Rob and I nodded nonchalantly, like that pretty much summed it all up.

“You have to come with me to tell that to my friends,” the girl said. We were in.

Over the course of the evening, at several bars and with several groups of women, we worked our way through variations on the theme. Perhaps Rob was going to be in a hot-air balloon and I’d be in a blimp, and did they think that would put one of us at a disadvantage? Or, we had already bought the blimps, but we were in town to see if Blimpie would be a corporate sponsor of our race.

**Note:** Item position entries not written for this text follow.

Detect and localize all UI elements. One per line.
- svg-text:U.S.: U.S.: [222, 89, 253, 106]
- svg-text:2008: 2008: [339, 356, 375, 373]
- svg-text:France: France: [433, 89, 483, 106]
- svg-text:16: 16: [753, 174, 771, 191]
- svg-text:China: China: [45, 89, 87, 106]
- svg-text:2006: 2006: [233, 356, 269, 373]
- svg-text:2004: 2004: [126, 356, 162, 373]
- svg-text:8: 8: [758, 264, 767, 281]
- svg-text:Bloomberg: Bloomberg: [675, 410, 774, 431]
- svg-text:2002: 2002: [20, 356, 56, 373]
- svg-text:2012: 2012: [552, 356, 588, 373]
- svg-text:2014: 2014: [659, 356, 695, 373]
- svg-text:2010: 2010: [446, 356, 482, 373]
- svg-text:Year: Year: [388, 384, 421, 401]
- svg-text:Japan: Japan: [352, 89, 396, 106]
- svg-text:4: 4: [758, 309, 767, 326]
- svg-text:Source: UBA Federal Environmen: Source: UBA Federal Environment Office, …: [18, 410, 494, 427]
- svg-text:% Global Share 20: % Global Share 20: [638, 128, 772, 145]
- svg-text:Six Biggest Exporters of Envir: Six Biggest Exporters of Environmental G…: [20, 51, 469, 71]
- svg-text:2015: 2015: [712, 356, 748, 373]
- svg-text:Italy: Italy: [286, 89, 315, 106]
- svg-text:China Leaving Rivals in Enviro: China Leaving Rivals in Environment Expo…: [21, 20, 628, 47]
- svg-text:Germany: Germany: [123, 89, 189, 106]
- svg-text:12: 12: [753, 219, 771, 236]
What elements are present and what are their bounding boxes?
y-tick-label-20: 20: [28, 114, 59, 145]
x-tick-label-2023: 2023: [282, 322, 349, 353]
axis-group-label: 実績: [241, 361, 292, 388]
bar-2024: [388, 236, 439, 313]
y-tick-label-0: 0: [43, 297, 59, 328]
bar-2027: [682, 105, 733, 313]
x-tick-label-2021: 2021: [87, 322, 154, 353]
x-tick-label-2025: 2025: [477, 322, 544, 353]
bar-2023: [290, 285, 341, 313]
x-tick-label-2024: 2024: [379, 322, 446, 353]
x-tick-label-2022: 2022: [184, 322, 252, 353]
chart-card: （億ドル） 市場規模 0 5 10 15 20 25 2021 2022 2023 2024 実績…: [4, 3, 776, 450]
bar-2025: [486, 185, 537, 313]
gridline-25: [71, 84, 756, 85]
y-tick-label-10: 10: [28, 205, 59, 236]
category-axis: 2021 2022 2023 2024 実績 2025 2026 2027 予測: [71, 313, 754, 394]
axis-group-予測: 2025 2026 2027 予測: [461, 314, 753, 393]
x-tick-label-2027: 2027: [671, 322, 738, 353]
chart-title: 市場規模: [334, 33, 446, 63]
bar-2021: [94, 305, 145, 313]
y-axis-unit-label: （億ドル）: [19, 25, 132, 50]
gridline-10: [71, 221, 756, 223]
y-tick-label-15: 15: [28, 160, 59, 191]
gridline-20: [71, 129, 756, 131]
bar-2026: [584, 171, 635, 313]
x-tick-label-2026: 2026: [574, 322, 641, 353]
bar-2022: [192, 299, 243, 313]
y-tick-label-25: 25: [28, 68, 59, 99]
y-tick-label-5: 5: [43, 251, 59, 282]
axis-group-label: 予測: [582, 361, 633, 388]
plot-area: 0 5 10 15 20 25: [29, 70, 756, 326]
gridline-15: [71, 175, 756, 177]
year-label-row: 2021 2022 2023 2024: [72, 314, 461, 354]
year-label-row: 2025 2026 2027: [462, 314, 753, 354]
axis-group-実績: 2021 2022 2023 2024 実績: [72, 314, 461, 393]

While we’d come in totally deadpan, we tried to slowly edge the story over the top, to let the girls in on it. The good ones got it, and played along, happy to be inside a shared joke. The slower ones never seemed to catch on, but remained credulous and interested.

Either way, after a while, we’d excuse ourselves, bow off invitations to join them at subsequent bars, decline phone numbers. We weren’t really there to pick up women. We just wanted the thrill of the chase.

Which, I would guess, is almost as exciting as racing hot-air balloons.